## Challenge Description

Memory Acceleration While everyone was asleep, you were pushing the capabilities of your technology to the max. Night after night, you frantically tried to repair the encrypted parts of your brain, reversing custom protocols implemented by your father, wanting to pinpoint exactly what damage had been done and constantly keeping notes because of your inability of forming new memories. On one of those nights, you had a flashback. Your father had always talked about a new technology and how it would change the galaxy. You realized that he had used it on you. This technology dealt with a proof of a work function and decentralized networks. Along with Virgil’s help, you had a “Eureka!” moment, but his approach, brute forcing, meant draining all your energy.
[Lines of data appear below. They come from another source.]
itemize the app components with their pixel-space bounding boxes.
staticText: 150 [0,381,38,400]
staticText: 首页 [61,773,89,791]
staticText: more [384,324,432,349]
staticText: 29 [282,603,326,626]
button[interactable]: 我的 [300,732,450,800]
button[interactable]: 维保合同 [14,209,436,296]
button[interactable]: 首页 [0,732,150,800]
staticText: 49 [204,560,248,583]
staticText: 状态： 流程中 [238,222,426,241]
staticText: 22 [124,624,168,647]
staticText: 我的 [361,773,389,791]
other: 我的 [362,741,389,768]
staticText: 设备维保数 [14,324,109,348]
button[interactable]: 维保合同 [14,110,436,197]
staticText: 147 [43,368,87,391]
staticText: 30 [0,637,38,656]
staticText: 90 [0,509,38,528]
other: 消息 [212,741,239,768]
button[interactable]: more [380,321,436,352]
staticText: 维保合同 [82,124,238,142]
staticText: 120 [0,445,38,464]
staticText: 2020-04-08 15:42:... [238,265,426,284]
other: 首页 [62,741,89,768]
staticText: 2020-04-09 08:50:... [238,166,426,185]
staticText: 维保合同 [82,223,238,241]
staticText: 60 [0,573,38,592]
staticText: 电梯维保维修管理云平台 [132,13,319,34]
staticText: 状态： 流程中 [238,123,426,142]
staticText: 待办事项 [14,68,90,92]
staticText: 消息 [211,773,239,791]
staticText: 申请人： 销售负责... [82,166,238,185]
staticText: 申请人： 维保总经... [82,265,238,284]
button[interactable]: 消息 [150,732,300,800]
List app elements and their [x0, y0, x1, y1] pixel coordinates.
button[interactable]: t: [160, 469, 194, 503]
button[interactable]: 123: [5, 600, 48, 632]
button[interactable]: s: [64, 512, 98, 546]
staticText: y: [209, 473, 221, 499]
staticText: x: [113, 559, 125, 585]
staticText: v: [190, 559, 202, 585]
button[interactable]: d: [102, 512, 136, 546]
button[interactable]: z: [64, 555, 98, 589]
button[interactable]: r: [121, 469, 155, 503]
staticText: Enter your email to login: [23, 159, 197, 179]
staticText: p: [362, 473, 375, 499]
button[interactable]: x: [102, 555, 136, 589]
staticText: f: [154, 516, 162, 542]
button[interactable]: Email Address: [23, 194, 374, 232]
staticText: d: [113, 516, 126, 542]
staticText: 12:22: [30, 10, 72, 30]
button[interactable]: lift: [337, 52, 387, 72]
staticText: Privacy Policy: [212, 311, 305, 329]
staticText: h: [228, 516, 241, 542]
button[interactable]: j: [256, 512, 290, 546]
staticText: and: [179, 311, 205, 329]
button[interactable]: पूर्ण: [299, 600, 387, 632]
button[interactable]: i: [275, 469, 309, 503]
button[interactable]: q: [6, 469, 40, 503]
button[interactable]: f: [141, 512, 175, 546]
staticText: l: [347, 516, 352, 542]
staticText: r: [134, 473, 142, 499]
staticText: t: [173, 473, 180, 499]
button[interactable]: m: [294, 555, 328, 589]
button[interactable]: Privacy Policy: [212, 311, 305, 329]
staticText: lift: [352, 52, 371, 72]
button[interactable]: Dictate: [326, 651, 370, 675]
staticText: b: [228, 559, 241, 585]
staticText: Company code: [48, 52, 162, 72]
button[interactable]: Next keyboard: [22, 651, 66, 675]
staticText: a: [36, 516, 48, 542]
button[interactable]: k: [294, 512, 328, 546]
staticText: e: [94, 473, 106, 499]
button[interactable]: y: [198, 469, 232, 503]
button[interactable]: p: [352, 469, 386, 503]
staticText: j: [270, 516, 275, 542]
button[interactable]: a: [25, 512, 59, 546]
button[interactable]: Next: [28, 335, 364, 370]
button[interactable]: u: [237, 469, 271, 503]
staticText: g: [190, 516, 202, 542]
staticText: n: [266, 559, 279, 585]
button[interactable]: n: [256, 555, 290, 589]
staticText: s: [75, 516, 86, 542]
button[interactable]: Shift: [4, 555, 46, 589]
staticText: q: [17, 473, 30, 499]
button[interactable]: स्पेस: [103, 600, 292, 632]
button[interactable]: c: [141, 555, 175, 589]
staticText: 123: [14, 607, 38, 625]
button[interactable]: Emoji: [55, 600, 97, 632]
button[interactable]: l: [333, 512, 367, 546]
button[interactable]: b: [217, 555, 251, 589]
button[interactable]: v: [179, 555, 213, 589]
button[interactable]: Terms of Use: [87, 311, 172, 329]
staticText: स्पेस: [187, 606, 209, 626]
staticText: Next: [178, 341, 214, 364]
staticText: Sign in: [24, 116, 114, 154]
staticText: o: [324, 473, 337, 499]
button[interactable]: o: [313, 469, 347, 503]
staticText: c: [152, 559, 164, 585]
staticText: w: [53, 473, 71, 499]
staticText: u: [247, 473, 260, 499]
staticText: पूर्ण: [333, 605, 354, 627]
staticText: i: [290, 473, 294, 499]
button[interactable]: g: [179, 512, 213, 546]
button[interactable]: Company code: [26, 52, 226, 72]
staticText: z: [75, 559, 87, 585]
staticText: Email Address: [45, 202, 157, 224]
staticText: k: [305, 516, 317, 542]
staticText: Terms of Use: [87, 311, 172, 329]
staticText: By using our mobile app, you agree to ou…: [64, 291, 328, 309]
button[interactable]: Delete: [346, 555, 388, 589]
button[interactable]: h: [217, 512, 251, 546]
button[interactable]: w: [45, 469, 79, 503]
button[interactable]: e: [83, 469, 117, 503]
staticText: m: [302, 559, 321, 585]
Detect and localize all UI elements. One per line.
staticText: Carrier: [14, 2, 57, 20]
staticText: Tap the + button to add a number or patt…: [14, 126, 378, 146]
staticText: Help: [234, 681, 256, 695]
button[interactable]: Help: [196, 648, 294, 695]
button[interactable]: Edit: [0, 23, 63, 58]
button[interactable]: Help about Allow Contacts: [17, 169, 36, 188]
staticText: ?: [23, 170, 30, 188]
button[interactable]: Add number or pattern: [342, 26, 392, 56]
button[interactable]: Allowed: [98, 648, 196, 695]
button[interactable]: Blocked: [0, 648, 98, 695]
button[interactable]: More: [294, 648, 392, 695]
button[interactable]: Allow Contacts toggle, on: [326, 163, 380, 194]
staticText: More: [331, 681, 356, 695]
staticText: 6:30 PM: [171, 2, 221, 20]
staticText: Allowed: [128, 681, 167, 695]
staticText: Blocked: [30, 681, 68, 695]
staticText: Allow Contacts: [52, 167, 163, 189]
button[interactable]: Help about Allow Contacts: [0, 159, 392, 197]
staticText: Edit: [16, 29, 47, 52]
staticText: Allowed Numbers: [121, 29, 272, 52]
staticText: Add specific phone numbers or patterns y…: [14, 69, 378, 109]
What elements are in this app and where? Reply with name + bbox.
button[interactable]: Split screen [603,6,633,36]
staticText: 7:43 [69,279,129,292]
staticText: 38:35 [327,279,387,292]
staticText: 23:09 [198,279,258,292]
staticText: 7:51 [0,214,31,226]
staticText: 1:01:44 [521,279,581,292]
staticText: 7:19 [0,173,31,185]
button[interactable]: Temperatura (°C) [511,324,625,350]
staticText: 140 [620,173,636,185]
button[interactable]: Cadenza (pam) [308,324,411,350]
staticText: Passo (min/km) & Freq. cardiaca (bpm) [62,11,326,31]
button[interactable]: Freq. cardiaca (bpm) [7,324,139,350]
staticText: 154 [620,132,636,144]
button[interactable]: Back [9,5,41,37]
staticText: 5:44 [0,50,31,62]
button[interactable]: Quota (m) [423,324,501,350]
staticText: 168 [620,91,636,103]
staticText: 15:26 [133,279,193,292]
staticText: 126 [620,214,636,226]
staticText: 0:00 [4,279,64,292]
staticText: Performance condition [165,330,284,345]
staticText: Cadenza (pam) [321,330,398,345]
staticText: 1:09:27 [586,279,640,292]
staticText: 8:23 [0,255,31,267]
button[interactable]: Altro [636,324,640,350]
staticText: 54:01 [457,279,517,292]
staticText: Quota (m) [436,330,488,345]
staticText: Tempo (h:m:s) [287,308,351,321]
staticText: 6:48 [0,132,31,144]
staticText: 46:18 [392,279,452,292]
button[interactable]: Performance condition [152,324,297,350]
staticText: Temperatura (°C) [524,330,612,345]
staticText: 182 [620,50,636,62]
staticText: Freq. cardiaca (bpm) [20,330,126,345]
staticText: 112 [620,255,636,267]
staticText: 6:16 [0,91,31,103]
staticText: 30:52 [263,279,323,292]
Can you find a quicker way to validate new memory blocks?

## Source Files

## Source Analysis

From `source.py`

```
import socketserver
import signal
from pofwork import phash
DEBUG_MSG = "DEBUG MSG - "
WELCOME_MSG = """Virgil says:
Klaus I'm connecting the serial debugger to your memory.
Please stay still. We don't want anything wrong to happen.
Ok you should be able to see debug messages now..\n\n"""
with open('memories.txt', 'r') as f:
MEMORIES = [m.strip() for m in f.readlines()]
class Handler(socketserver.BaseRequestHandler):
def handle(self):
signal.alarm(0)
main(self.request)
class ReusableTCPServer(socketserver.ForkingMixIn, socketserver.TCPServer):
pass
def sendMessage(s, msg):
s.send(msg.encode())
def recieveMessage(s, msg):
sendMessage(s, msg)
return s.recv(4096).decode().strip()
def main(s):
block = ""
counter = 0
sendMessage(s, WELCOME_MSG)
while True:
block += MEMORIES[counter]
sendMessage(s, DEBUG_MSG +
f"You need to validate this memory block: {block}\n")
first_key = recieveMessage(s, DEBUG_MSG + "Enter first key: ")
second_key = recieveMessage(s, DEBUG_MSG + "Enter second key: ")
try:
first_key, second_key = int(first_key), int(second_key)
proof_of_work = phash(block, first_key, second_key)
except:
sendMessage(s, "\nVirgil says: \n"
"Be carefull Klaus!! You don't want to damage yourself.\n"
"Let's start over.")
exit()
if proof_of_work == 0:
block += f" ({first_key}, {second_key}). "
sendMessage(s, "\nVirgil says: \nWow you formed a new memory!!\n")
counter += 1
sendMessage(
s, f"Let's try again {4 - counter} times just to be sure!\n\n")
else:
sendMessage(s, DEBUG_MSG + f"Incorect proof of work\n"
"\nVirgil says: \n"
"You calculated something wrong Klaus we need to start over.")
exit()
if counter == 4:
sendMessage(s, "It seems that everything are working fine.\n"
"Wait what is that...\n"
"Klaus this is important!!\n"
"This can help you find your father!!\n"
f"{MEMORIES[-1]}")
exit()
if __name__ == '__main__':
socketserver.TCPServer.allow_reuse_address = True
server = ReusableTCPServer(("0.0.0.0", 1337), Handler)
server.serve_forever()
```

We have to provide two integers `first_key`

and `second_key`

such that

`phash(block, first_key, second_key) == 0`

. `block`

will be presented by
the challenge server. If we do it 4 times, we get our flag.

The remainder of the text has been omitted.